14:21 If 8 his sons are honored, 9
he does not know it; 10
if they are brought low,
he does not see 11 it.
14:22 Only his flesh has pain for himself, 12
and he mourns for himself.” 13
1 tn The indication that this is a simile is to be obtained from the conjunction beginning 19c (see GKC 499 §161.a).
2 tn The word יִבּוֹל (yibbol) usually refers to a flower fading and so seems strange here. The LXX and the Syriac translate “and will fall”; most commentators accept this and repoint the preceding word to get “and will surely fall.” Duhm retains the MT and applies the image of the flower to the falling mountain. The verb is used of the earth in Isa 24:4, and so NIV, RSV, and NJPS all have the idea of “crumble away.”
3 tn Heb “the overflowings of it”; the word סְפִיחֶיהָ (sÿfikheyha) in the text is changed by just about everyone. The idea of “its overflowings” or more properly “its aftergrowths” (Lev 25:5; 2 Kgs 19:29; etc.) does not fit here at all. Budde suggested reading סְחִפָה (sÿkhifah), which is cognate to Arabic sahifeh, “torrential rain, rainstorm” – that which sweeps away” the soil. The word סָחַף (sakhaf) in Hebrew might have a wider usage than the effects of rain.
4 tn Heb “[the] dust of [the] earth.”
5 sn The meaning for Job is that death shatters all of man’s hopes for the continuation of life.
6 tn D. W. Thomas took נֵצַח (netsakh) here to have a superlative meaning: “You prevail utterly against him” (“Use of netsach as a superlative in Hebrew,” JSS 1 [1956]: 107). Death would be God’s complete victory over him.

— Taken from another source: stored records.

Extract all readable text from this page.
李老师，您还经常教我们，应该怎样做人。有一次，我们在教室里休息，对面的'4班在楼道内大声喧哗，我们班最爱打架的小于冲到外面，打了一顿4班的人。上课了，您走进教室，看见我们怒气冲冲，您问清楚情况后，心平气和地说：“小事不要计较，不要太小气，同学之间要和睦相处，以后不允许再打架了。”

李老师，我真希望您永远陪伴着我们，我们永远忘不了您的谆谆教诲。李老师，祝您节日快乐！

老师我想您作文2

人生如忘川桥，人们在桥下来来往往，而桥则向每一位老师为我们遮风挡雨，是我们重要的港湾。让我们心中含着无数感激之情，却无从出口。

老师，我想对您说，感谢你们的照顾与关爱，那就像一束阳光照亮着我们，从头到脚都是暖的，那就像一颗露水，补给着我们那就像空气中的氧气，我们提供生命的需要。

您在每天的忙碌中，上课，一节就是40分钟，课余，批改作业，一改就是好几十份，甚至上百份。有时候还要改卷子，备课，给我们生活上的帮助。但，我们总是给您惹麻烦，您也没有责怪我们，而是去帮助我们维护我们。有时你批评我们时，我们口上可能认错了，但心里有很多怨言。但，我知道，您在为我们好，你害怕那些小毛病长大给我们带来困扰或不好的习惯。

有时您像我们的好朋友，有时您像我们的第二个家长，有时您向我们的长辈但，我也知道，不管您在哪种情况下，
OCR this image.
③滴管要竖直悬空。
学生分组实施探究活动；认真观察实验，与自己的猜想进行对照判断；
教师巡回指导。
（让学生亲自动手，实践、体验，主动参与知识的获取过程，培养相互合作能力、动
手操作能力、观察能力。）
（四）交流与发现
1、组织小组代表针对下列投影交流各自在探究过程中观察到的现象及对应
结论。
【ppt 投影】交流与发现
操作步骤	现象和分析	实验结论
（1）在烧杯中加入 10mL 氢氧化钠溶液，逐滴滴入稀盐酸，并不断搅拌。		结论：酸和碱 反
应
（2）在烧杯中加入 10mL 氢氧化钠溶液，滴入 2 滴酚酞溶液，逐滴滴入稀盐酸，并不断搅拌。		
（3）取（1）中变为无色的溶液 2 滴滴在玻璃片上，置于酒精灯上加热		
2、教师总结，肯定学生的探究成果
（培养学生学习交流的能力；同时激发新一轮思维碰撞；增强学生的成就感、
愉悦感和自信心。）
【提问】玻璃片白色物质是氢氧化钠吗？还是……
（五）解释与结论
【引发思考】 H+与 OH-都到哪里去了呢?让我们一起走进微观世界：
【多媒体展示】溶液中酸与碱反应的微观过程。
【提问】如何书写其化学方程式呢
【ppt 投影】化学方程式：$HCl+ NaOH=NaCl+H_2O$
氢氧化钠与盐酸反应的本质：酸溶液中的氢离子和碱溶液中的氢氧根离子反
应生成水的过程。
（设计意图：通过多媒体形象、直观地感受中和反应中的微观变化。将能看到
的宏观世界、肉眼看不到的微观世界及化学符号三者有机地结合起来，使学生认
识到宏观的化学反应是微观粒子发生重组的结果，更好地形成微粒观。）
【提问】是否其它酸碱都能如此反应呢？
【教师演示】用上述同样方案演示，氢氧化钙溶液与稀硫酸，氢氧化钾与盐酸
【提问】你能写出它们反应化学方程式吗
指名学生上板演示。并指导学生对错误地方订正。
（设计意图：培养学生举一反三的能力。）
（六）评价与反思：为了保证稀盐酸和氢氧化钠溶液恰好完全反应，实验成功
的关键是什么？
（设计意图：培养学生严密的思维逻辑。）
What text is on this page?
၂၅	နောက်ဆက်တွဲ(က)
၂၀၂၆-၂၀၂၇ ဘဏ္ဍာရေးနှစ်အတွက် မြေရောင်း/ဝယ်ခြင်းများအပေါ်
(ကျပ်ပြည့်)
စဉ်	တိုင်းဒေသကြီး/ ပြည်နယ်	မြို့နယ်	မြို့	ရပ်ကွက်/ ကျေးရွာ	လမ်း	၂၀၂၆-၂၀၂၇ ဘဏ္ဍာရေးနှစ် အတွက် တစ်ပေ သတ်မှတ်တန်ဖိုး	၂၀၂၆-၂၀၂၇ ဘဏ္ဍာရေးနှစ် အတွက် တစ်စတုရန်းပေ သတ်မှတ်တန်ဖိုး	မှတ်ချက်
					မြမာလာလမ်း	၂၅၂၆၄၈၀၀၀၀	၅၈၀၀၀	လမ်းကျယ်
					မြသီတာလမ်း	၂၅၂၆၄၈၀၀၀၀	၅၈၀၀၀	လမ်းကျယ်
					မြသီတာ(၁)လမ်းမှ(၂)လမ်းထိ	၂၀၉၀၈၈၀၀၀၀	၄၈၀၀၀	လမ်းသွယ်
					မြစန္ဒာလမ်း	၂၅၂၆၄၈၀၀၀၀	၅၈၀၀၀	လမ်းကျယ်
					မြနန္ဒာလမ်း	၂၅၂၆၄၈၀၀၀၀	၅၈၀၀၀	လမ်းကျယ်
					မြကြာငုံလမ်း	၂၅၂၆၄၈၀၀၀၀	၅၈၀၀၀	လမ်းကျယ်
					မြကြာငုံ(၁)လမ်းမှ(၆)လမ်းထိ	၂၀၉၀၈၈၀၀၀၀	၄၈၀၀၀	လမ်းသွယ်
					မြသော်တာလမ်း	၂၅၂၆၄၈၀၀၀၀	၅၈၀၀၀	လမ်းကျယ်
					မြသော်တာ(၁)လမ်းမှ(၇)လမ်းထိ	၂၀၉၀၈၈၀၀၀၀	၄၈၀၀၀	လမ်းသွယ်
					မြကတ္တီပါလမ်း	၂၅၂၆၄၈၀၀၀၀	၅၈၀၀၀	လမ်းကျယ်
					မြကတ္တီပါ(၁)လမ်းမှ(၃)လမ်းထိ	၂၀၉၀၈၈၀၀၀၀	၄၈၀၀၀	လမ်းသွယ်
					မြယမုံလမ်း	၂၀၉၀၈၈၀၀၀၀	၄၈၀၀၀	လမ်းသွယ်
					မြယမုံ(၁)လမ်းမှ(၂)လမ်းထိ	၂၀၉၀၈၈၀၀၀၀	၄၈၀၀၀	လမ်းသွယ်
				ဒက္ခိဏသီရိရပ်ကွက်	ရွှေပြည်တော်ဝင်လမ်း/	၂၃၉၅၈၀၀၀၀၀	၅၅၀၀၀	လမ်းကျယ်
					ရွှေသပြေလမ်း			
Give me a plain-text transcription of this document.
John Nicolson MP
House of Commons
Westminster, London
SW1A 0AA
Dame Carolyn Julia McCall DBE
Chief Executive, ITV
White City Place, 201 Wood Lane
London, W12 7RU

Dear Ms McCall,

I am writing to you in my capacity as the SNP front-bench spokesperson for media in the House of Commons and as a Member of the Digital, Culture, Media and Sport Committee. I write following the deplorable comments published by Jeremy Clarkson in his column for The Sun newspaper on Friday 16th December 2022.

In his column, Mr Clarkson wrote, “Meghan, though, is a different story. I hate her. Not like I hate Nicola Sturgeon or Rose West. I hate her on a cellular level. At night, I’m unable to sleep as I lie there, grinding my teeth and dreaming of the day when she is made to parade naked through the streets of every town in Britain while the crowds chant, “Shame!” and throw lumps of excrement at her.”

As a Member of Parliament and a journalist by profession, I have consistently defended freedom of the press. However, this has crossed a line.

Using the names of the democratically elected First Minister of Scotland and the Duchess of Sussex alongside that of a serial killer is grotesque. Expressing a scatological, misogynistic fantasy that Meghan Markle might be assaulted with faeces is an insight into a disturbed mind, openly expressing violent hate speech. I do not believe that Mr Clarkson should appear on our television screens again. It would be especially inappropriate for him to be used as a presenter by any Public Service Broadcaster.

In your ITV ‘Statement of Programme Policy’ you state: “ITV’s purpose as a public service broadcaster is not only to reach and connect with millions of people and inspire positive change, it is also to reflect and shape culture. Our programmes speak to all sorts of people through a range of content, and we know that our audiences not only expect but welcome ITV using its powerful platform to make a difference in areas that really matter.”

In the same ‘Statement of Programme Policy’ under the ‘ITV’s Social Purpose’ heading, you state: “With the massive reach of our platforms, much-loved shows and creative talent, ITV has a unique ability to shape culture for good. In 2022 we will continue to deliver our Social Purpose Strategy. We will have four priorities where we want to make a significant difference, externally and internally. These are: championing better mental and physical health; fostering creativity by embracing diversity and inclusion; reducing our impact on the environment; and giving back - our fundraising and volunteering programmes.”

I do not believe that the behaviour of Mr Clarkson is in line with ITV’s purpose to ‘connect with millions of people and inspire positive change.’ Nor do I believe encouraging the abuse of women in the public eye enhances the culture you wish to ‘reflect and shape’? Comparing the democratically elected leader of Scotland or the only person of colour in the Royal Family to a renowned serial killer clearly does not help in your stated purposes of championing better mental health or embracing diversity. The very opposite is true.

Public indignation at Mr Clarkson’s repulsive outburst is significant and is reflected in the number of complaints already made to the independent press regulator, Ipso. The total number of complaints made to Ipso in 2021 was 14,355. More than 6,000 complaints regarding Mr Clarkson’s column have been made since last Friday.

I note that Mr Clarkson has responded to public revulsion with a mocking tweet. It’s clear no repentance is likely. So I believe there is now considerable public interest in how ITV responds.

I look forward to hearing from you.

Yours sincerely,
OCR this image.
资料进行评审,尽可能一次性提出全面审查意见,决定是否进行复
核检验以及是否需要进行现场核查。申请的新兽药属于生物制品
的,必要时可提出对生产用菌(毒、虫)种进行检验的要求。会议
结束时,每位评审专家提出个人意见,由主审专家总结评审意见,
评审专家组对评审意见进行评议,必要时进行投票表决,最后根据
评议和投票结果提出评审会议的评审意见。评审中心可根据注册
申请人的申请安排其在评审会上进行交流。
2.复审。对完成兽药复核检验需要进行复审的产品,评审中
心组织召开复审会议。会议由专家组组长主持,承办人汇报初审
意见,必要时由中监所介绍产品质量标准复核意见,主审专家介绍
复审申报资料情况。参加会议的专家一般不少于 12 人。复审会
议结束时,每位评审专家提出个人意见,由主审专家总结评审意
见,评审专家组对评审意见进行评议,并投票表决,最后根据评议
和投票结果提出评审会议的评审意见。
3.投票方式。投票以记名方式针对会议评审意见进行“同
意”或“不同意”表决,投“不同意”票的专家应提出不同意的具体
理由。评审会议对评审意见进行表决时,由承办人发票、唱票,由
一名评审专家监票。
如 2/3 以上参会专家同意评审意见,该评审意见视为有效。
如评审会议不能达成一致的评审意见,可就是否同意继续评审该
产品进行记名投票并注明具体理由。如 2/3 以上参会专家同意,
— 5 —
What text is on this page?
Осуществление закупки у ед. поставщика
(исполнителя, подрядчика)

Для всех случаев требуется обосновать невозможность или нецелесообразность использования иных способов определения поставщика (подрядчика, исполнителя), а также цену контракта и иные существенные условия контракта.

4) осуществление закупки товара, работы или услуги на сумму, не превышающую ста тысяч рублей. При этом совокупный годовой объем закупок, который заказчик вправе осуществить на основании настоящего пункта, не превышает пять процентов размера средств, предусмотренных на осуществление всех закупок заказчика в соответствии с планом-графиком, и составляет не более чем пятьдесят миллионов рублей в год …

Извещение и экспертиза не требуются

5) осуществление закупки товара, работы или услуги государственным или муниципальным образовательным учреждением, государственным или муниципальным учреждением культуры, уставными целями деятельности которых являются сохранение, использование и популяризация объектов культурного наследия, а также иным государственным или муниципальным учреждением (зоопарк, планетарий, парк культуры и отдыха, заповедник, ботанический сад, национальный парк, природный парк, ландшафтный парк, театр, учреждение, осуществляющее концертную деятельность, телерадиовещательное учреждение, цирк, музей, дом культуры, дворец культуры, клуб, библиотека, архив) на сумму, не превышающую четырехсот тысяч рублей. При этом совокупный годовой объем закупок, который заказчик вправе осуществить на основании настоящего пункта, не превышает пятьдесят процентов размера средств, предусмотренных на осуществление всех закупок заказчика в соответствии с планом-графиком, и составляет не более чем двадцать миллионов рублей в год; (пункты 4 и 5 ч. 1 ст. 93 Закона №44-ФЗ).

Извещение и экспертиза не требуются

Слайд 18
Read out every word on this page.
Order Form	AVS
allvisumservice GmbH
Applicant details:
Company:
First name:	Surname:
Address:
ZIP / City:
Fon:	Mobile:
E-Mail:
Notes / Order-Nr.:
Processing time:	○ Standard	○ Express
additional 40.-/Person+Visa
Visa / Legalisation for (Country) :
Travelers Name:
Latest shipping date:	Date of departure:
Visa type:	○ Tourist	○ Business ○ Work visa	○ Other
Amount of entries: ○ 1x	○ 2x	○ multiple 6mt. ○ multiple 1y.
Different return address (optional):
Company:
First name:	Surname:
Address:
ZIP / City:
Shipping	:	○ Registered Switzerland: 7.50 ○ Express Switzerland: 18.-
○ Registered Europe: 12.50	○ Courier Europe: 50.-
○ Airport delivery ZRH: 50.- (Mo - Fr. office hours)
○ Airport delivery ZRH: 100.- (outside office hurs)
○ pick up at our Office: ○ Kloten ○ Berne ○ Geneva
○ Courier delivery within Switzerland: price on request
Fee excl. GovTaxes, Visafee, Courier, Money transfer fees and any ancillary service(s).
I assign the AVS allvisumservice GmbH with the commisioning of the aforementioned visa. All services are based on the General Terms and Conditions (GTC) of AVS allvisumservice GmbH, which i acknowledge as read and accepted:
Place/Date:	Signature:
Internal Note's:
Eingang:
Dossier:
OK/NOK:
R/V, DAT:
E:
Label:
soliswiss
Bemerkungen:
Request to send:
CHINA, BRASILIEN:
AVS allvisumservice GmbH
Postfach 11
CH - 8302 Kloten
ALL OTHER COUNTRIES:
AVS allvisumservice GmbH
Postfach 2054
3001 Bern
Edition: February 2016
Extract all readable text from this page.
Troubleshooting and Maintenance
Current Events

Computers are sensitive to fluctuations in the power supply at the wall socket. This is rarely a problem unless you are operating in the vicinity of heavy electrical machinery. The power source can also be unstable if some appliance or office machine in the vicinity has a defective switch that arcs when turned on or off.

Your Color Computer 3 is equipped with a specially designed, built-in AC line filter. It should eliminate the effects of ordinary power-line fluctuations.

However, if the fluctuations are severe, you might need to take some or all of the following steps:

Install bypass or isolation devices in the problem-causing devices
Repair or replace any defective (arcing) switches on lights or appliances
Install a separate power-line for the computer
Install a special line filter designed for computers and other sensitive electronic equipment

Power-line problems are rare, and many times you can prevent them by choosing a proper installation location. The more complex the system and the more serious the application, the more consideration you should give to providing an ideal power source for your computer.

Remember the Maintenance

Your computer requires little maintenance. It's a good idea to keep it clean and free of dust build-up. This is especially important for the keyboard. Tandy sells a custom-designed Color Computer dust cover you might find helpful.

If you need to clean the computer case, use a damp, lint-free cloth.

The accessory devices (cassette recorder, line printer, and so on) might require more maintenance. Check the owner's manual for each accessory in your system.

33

7 tn The subject of the participle is most likely God in this context. Some take it to be man, saying “his face changes.” Others emend the text to read an imperfect verb, but this is not necessary.
8 tn The clause may be interpreted as a conditional clause, with the second clause beginning with the conjunction serving as the apodosis.
9 tn There is no expressed subject for the verb “they honor,” and so it may be taken as a passive.
10 sn Death is separation from the living, from the land of the living. And ignorance of what goes on in this life, good or bad, is part of death. See also Eccl 9:5-6, which makes a similar point.
11 tn The verb is בִּין (bin, “to perceive; to discern”). The parallelism between “know” and “perceive” stress the point that in death a man does not realize what is happening here in the present life.
12 tn The prepositional phrases using עָלָיו (’alayv, “for him[self]”) express the object of the suffering. It is for himself that the dead man “grieves.” So this has to be joined with אַךְ (’akh), yielding “only for himself.” Then, “flesh” and “soul/person” form the parallelism for the subjects of the verbs.
13 sn In this verse Job is expressing the common view of life beyond death, namely, that in Sheol there is no contact with the living, only separation, but in Sheol there is a conscious awareness of the dreary existence.